O Rio Grande do Sul é um dos Estados brasileiros favorecidos pela natureza em relação ao potencial do transporte hidroviário, com diversos pontos navegáveis nos rios Gravataí, Jacuí, Taquari, Caí e Sinos, no Guaíba e nas lagoas dos Patos e Mirim. As vantagens econômicas e ambientais do modal deveriam levar a uma atenção especial para manter em condições adequadas os trechos que hoje são operacionais, elevando o seu uso ou ao menos evitando que mais extensões fiquem inviabilizadas por questões básicas como falta de dragagem.
A desatenção com alternativas para a movimentação de cargas força a necessidade de mais caminhões nas estradas
A enchente de maio trouxe novas dificuldades, com canais de navegação afetados pelos sedimentos carregados pela água, como registrou reportagem da edição de fim de semana de Zero Hora. Dragagens foram feitas em alguns pontos e outros receberão o serviço, o que é necessário para não interromper o fluxo de embarcações comerciais ou causar contratempos, como navios encalhados e situações que impeçam barcos de atracar. Casos, aliás, que ocorreram em Canoas e em Porto Alegre.
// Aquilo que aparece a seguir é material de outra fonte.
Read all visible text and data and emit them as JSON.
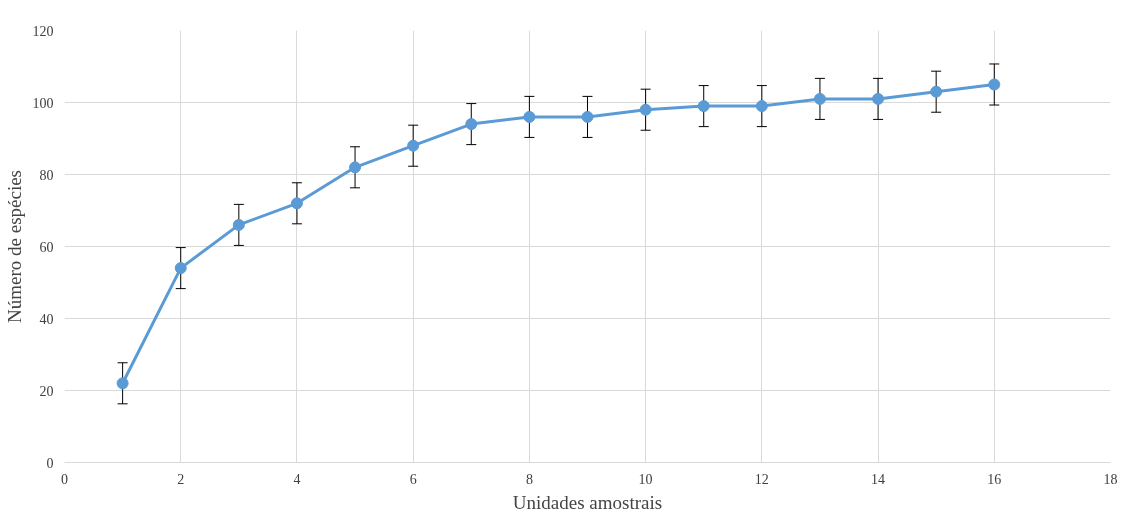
{
  "chart_data": {
    "type": "line",
    "xlabel": "Unidades amostrais",
    "ylabel": "Número de espécies",
    "x": [
      1,
      2,
      3,
      4,
      5,
      6,
      7,
      8,
      9,
      10,
      11,
      12,
      13,
      14,
      15,
      16
    ],
    "series": [
      {
        "color": "#5b9bd5",
        "values": [
          22,
          54,
          66,
          72,
          82,
          88,
          94,
          96,
          96,
          98,
          99,
          99,
          101,
          101,
          103,
          105
        ],
        "errors": [
          5.7,
          5.7,
          5.7,
          5.7,
          5.7,
          5.7,
          5.7,
          5.7,
          5.7,
          5.7,
          5.7,
          5.7,
          5.7,
          5.7,
          5.7,
          5.7
        ]
      }
    ],
    "xlim": [
      0,
      18
    ],
    "xticks": [
      0,
      2,
      4,
      6,
      8,
      10,
      12,
      14,
      16,
      18
    ],
    "ylim": [
      0,
      120
    ],
    "yticks": [
      0,
      20,
      40,
      60,
      80,
      100,
      120
    ],
    "grid": true,
    "marker": "circle",
    "line_style": "solid"
  }
}
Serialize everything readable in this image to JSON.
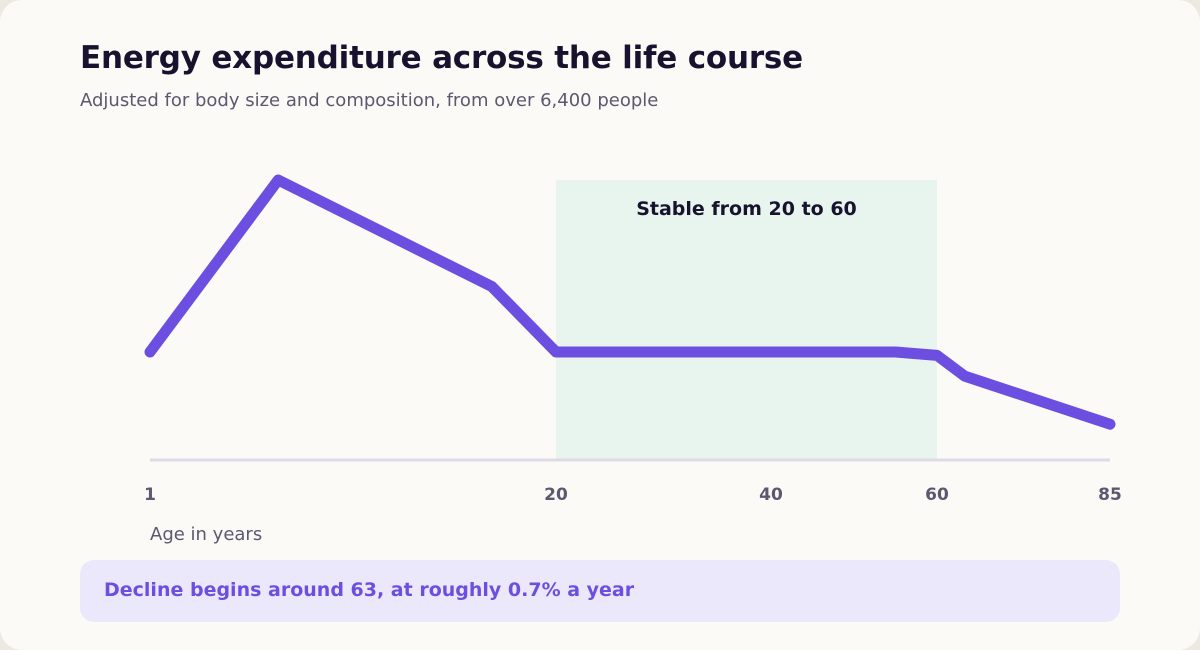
{
  "header": {
    "title": "Energy expenditure across the life course",
    "subtitle": "Adjusted for body size and composition, from over 6,400 people"
  },
  "chart_data": {
    "type": "line",
    "title": "Energy expenditure across the life course",
    "subtitle": "Adjusted for body size and composition, from over 6,400 people",
    "xlabel": "Age in years",
    "ylabel": "",
    "x_ticks": [
      1,
      20,
      40,
      60,
      85
    ],
    "xlim": [
      1,
      85
    ],
    "y_axis_shown": false,
    "grid": false,
    "legend": "none",
    "series": [
      {
        "color": "#6c4fe0",
        "x": [
          1,
          7,
          17,
          20,
          55,
          60,
          64,
          85
        ],
        "y": [
          100,
          150,
          119,
          100,
          100,
          99,
          93,
          79
        ]
      }
    ],
    "annotations": [
      {
        "type": "band",
        "x_from": 20,
        "x_to": 60,
        "label": "Stable from 20 to 60",
        "color": "#e8f5ee"
      }
    ]
  },
  "callout": {
    "text": "Decline begins around 63, at roughly 0.7% a year"
  },
  "colors": {
    "line": "#6c4fe0",
    "band": "#e8f5ee",
    "axis": "#dcdbe6",
    "callout_bg": "#ebe8fb",
    "callout_text": "#6c4fe0",
    "background": "#fcfaf6"
  }
}
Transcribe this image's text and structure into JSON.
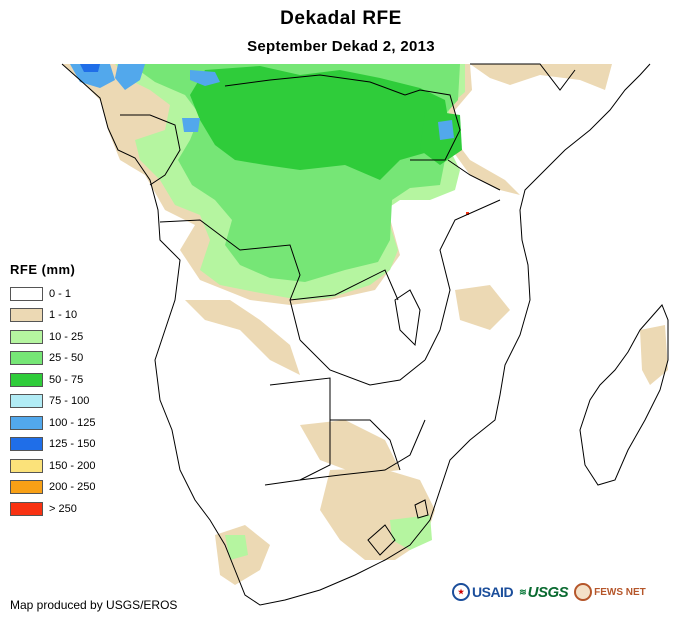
{
  "title": "Dekadal RFE",
  "subtitle": "September Dekad 2, 2013",
  "legend": {
    "title": "RFE (mm)",
    "items": [
      {
        "label": "0 - 1",
        "color": "#ffffff"
      },
      {
        "label": "1 - 10",
        "color": "#ecd9b4"
      },
      {
        "label": "10 - 25",
        "color": "#b5f5a0"
      },
      {
        "label": "25 - 50",
        "color": "#76e676"
      },
      {
        "label": "50 - 75",
        "color": "#2fcc3a"
      },
      {
        "label": "75 - 100",
        "color": "#b2ecf5"
      },
      {
        "label": "100 - 125",
        "color": "#52a8ec"
      },
      {
        "label": "125 - 150",
        "color": "#1f6ee8"
      },
      {
        "label": "150 - 200",
        "color": "#fbe27a"
      },
      {
        "label": "200 - 250",
        "color": "#f8a016"
      },
      {
        "label": "> 250",
        "color": "#f83212"
      }
    ]
  },
  "credit": "Map produced by USGS/EROS",
  "logos": [
    {
      "name": "USAID",
      "icon": "usaid-seal-icon"
    },
    {
      "name": "USGS",
      "icon": "usgs-mark-icon"
    },
    {
      "name": "FEWS NET",
      "icon": "fews-seal-icon"
    }
  ],
  "colors": {
    "land": "#ffffff",
    "border": "#000000",
    "ocean": "#ffffff"
  }
}
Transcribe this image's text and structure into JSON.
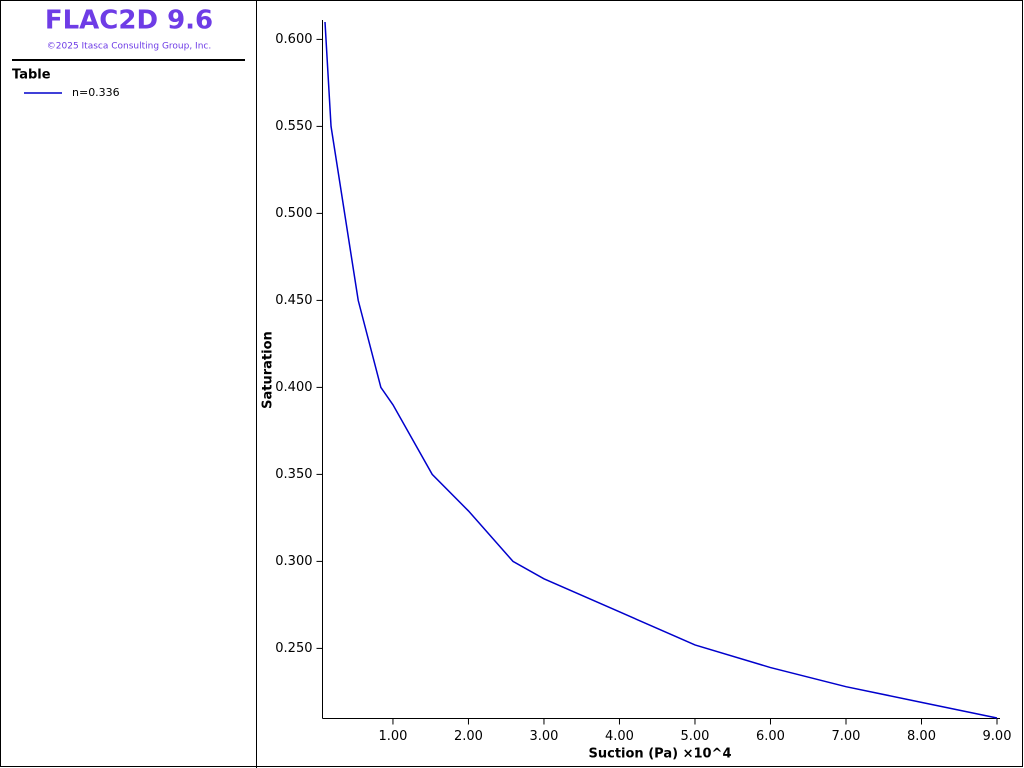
{
  "header": {
    "title": "FLAC2D 9.6",
    "copyright": "©2025 Itasca Consulting Group, Inc."
  },
  "chart_data": {
    "type": "line",
    "legend_title": "Table",
    "x_label": "Suction (Pa) ×10^4",
    "y_label": "Saturation",
    "x": [
      0.1,
      0.18,
      0.36,
      0.54,
      0.84,
      1.0,
      1.52,
      2.0,
      2.59,
      3.0,
      4.0,
      5.0,
      6.0,
      7.0,
      8.0,
      9.0
    ],
    "series": [
      {
        "name": "n=0.336",
        "color": "#0000cc",
        "values": [
          0.61,
          0.55,
          0.5,
          0.45,
          0.4,
          0.39,
          0.35,
          0.329,
          0.3,
          0.29,
          0.271,
          0.252,
          0.239,
          0.228,
          0.219,
          0.21
        ]
      }
    ],
    "xlim": [
      0.1,
      9.0
    ],
    "ylim": [
      0.21,
      0.61
    ],
    "xticks": [
      {
        "value": 1,
        "label": "1.00"
      },
      {
        "value": 2,
        "label": "2.00"
      },
      {
        "value": 3,
        "label": "3.00"
      },
      {
        "value": 4,
        "label": "4.00"
      },
      {
        "value": 5,
        "label": "5.00"
      },
      {
        "value": 6,
        "label": "6.00"
      },
      {
        "value": 7,
        "label": "7.00"
      },
      {
        "value": 8,
        "label": "8.00"
      },
      {
        "value": 9,
        "label": "9.00"
      }
    ],
    "yticks": [
      {
        "value": 0.25,
        "label": "0.250"
      },
      {
        "value": 0.3,
        "label": "0.300"
      },
      {
        "value": 0.35,
        "label": "0.350"
      },
      {
        "value": 0.4,
        "label": "0.400"
      },
      {
        "value": 0.45,
        "label": "0.450"
      },
      {
        "value": 0.5,
        "label": "0.500"
      },
      {
        "value": 0.55,
        "label": "0.550"
      },
      {
        "value": 0.6,
        "label": "0.600"
      }
    ]
  }
}
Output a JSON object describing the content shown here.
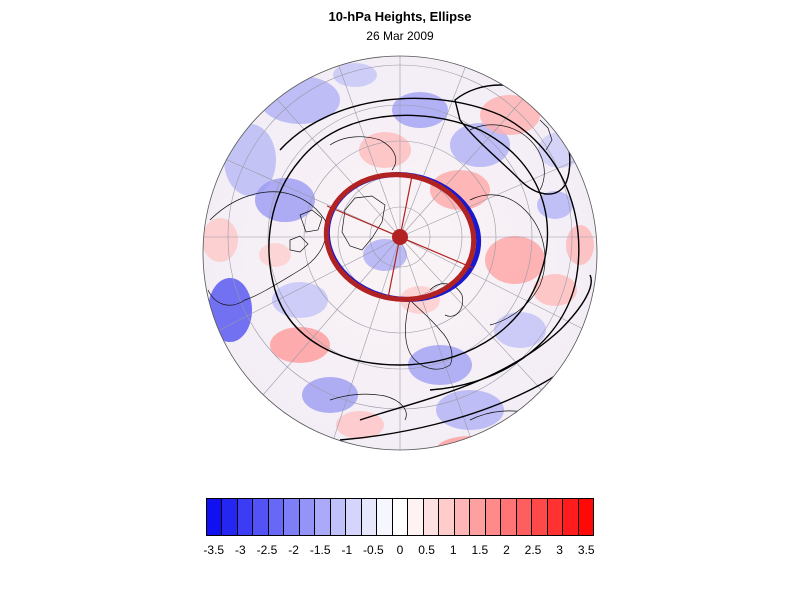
{
  "title": "10-hPa Heights, Ellipse",
  "subtitle": "26 Mar 2009",
  "colorbar": {
    "labels": [
      "-3.5",
      "-3",
      "-2.5",
      "-2",
      "-1.5",
      "-1",
      "-0.5",
      "0",
      "0.5",
      "1",
      "1.5",
      "2",
      "2.5",
      "3",
      "3.5"
    ],
    "colors": [
      "#1010f0",
      "#2626f2",
      "#3c3cf4",
      "#5252f5",
      "#6868f6",
      "#7e7ef7",
      "#9494f8",
      "#aaaaf9",
      "#c0c0fb",
      "#d4d4fc",
      "#e6e6fd",
      "#f6f6ff",
      "#ffffff",
      "#fff2f2",
      "#ffe0e0",
      "#ffcccc",
      "#ffb6b6",
      "#ffa0a0",
      "#ff8a8a",
      "#ff7474",
      "#ff5e5e",
      "#ff4848",
      "#ff3232",
      "#ff1c1c",
      "#ff0808"
    ]
  },
  "map": {
    "projection": "north-polar-stereographic",
    "ellipse_color": "#b22222",
    "ellipse_edge_color": "#1a1acc",
    "contour_color": "#000000"
  }
}
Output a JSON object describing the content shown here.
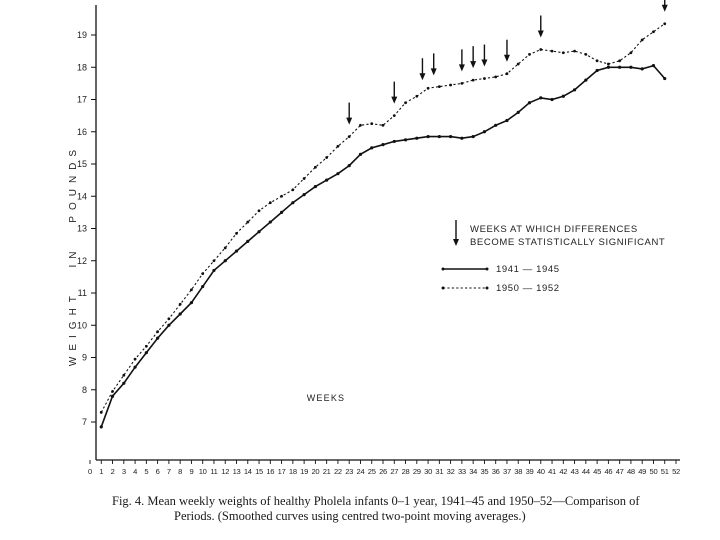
{
  "chart_data": {
    "type": "line",
    "xlabel": "WEEKS",
    "ylabel": "WEIGHT IN POUNDS",
    "xlim": [
      0,
      52
    ],
    "ylim": [
      6.5,
      19.8
    ],
    "x_ticks": [
      0,
      1,
      2,
      3,
      4,
      5,
      6,
      7,
      8,
      9,
      10,
      11,
      12,
      13,
      14,
      15,
      16,
      17,
      18,
      19,
      20,
      21,
      22,
      23,
      24,
      25,
      26,
      27,
      28,
      29,
      30,
      31,
      32,
      33,
      34,
      35,
      36,
      37,
      38,
      39,
      40,
      41,
      42,
      43,
      44,
      45,
      46,
      47,
      48,
      49,
      50,
      51,
      52
    ],
    "y_ticks": [
      7,
      8,
      9,
      10,
      11,
      12,
      13,
      14,
      15,
      16,
      17,
      18,
      19
    ],
    "legend": {
      "arrow_note_line1": "WEEKS AT WHICH DIFFERENCES",
      "arrow_note_line2": "BECOME STATISTICALLY SIGNIFICANT",
      "placement": "right"
    },
    "series": [
      {
        "name": "1941 — 1945",
        "style": "solid",
        "x": [
          1,
          2,
          3,
          4,
          5,
          6,
          7,
          8,
          9,
          10,
          11,
          12,
          13,
          14,
          15,
          16,
          17,
          18,
          19,
          20,
          21,
          22,
          23,
          24,
          25,
          26,
          27,
          28,
          29,
          30,
          31,
          32,
          33,
          34,
          35,
          36,
          37,
          38,
          39,
          40,
          41,
          42,
          43,
          44,
          45,
          46,
          47,
          48,
          49,
          50,
          51
        ],
        "values": [
          6.85,
          7.8,
          8.2,
          8.7,
          9.15,
          9.6,
          10.0,
          10.35,
          10.7,
          11.2,
          11.7,
          12.0,
          12.3,
          12.6,
          12.9,
          13.2,
          13.5,
          13.8,
          14.05,
          14.3,
          14.5,
          14.7,
          14.95,
          15.3,
          15.5,
          15.6,
          15.7,
          15.75,
          15.8,
          15.85,
          15.85,
          15.85,
          15.8,
          15.85,
          16.0,
          16.2,
          16.35,
          16.6,
          16.9,
          17.05,
          17.0,
          17.1,
          17.3,
          17.6,
          17.9,
          18.0,
          18.0,
          18.0,
          17.95,
          18.05,
          17.65
        ]
      },
      {
        "name": "1950 — 1952",
        "style": "dashed",
        "x": [
          1,
          2,
          3,
          4,
          5,
          6,
          7,
          8,
          9,
          10,
          11,
          12,
          13,
          14,
          15,
          16,
          17,
          18,
          19,
          20,
          21,
          22,
          23,
          24,
          25,
          26,
          27,
          28,
          29,
          30,
          31,
          32,
          33,
          34,
          35,
          36,
          37,
          38,
          39,
          40,
          41,
          42,
          43,
          44,
          45,
          46,
          47,
          48,
          49,
          50,
          51
        ],
        "values": [
          7.3,
          7.95,
          8.45,
          8.95,
          9.35,
          9.8,
          10.2,
          10.65,
          11.1,
          11.6,
          12.0,
          12.4,
          12.85,
          13.2,
          13.55,
          13.8,
          14.0,
          14.2,
          14.55,
          14.9,
          15.2,
          15.55,
          15.85,
          16.2,
          16.25,
          16.2,
          16.5,
          16.9,
          17.1,
          17.35,
          17.4,
          17.45,
          17.5,
          17.6,
          17.65,
          17.7,
          17.8,
          18.1,
          18.4,
          18.55,
          18.5,
          18.45,
          18.5,
          18.4,
          18.2,
          18.1,
          18.2,
          18.45,
          18.85,
          19.1,
          19.35
        ]
      }
    ],
    "significance_arrows_weeks": [
      23,
      27,
      29.5,
      30.5,
      33,
      34,
      35,
      37,
      40,
      51
    ]
  },
  "caption": {
    "line1": "Fig. 4.  Mean weekly weights of healthy Pholela infants 0–1 year, 1941–45 and 1950–52—Comparison of",
    "line2": "Periods.  (Smoothed curves using centred two-point moving averages.)"
  }
}
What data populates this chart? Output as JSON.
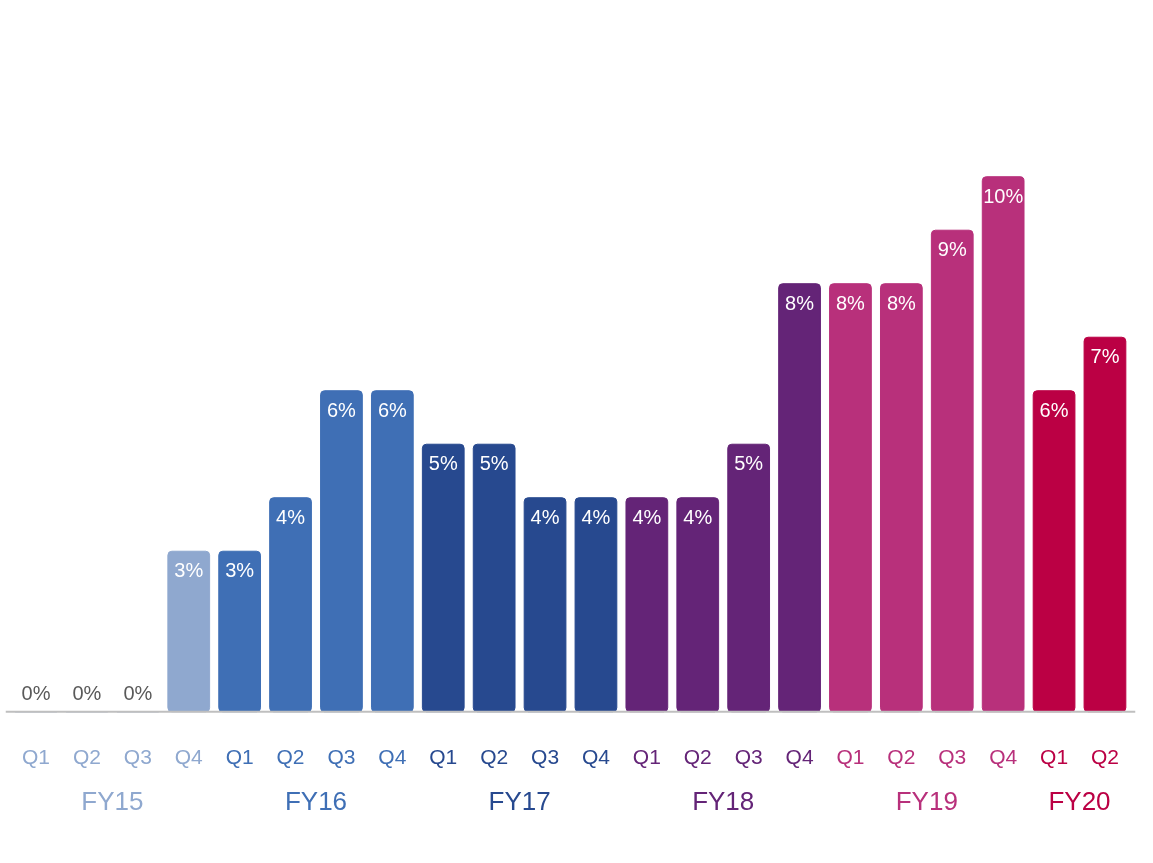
{
  "chart_data": {
    "type": "bar",
    "categories": [
      "Q1",
      "Q2",
      "Q3",
      "Q4",
      "Q1",
      "Q2",
      "Q3",
      "Q4",
      "Q1",
      "Q2",
      "Q3",
      "Q4",
      "Q1",
      "Q2",
      "Q3",
      "Q4",
      "Q1",
      "Q2",
      "Q3",
      "Q4",
      "Q1",
      "Q2"
    ],
    "values": [
      0,
      0,
      0,
      3,
      3,
      4,
      6,
      6,
      5,
      5,
      4,
      4,
      4,
      4,
      5,
      8,
      8,
      8,
      9,
      10,
      6,
      7
    ],
    "value_labels": [
      "0%",
      "0%",
      "0%",
      "3%",
      "3%",
      "4%",
      "6%",
      "6%",
      "5%",
      "5%",
      "4%",
      "4%",
      "4%",
      "4%",
      "5%",
      "8%",
      "8%",
      "8%",
      "9%",
      "10%",
      "6%",
      "7%"
    ],
    "colors": [
      "#8fa8cf",
      "#8fa8cf",
      "#8fa8cf",
      "#8fa8cf",
      "#3f6fb5",
      "#3f6fb5",
      "#3f6fb5",
      "#3f6fb5",
      "#27498f",
      "#27498f",
      "#27498f",
      "#27498f",
      "#642477",
      "#642477",
      "#642477",
      "#642477",
      "#b8307b",
      "#b8307b",
      "#b8307b",
      "#b8307b",
      "#bb0044",
      "#bb0044"
    ],
    "annotations": [
      "FY15",
      "FY16",
      "FY17",
      "FY18",
      "FY19",
      "FY20"
    ],
    "grid": false
  }
}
As vias navegáveis no Estado chegaram a somar 1,2 mil quilômetros nos anos 1970. Hoje seriam somente 770 quilômetros, conforme órgãos e entidades do setor, por onde transitariam apenas 3% da carga transportada no RS. Estima-se que existiria capacidade para superar a marca dos 10%, com a movimentação de grãos, celulose, petroquímicos, fertilizantes e outros produtos. Além da manutenção inadequada da profundidade dos corpos d`água, sinalização precária e obstáculos burocráticos para a criação de terminais privados são razões sempre citadas para o abandono paulatino de trechos.
Não se pode admitir que as adversidades criadas pela cheia desestimulem ainda mais o modal. Deve-se acompanhar as promessas de realização de estudos, batimetrias, dragagens e outros procedimentos para a recuperação das hidrovias, colocando-as ao menos em um patamar semelhante ao quadro pré-enchente. Idealmente, os investimentos previstos deveriam qualificá-las. Convém lembrar que as ferrovias que ligam o Estado ao restante do país também foram interrompidas, sem previsão de retomada. O panorama atual da logística de transportes do Estado, com o aeroporto Salgado Filho reabrindo de forma apenas parcial nos próximos dias, é bastante desafiador.
A desatenção com outras alternativas para a movimentação de cargas força a necessidade de se colocar mais caminhões nas estradas já saturadas. Acrescente-se ainda o fato de que várias rodovias do Estado, da mesma forma, sofreram avarias devido à enchente e ainda não foram plenamente recuperadas. Cabe à sociedade gaúcha cobrar o restabelecimento completo da infraestrutura do RS.
Do tema das hidrovias deriva a discussão sobre o desassoreamento de rios em pontos que não são usados para a navegação. A retirada de sedimentos desses cursos d`água é reivindicada por algumas comunidades pelo temor de que o acúmulo de materiais agrave novas enchentes. Especialistas advertem que essa estratégia poderia causar mais riscos, inclusive erosão de margens e mais assoreamentos. Compreende-se a angústia das populações traumatizadas, mas a decisão de fazer ou não intervenções do gênero deve ser tomada à luz do conhecimento.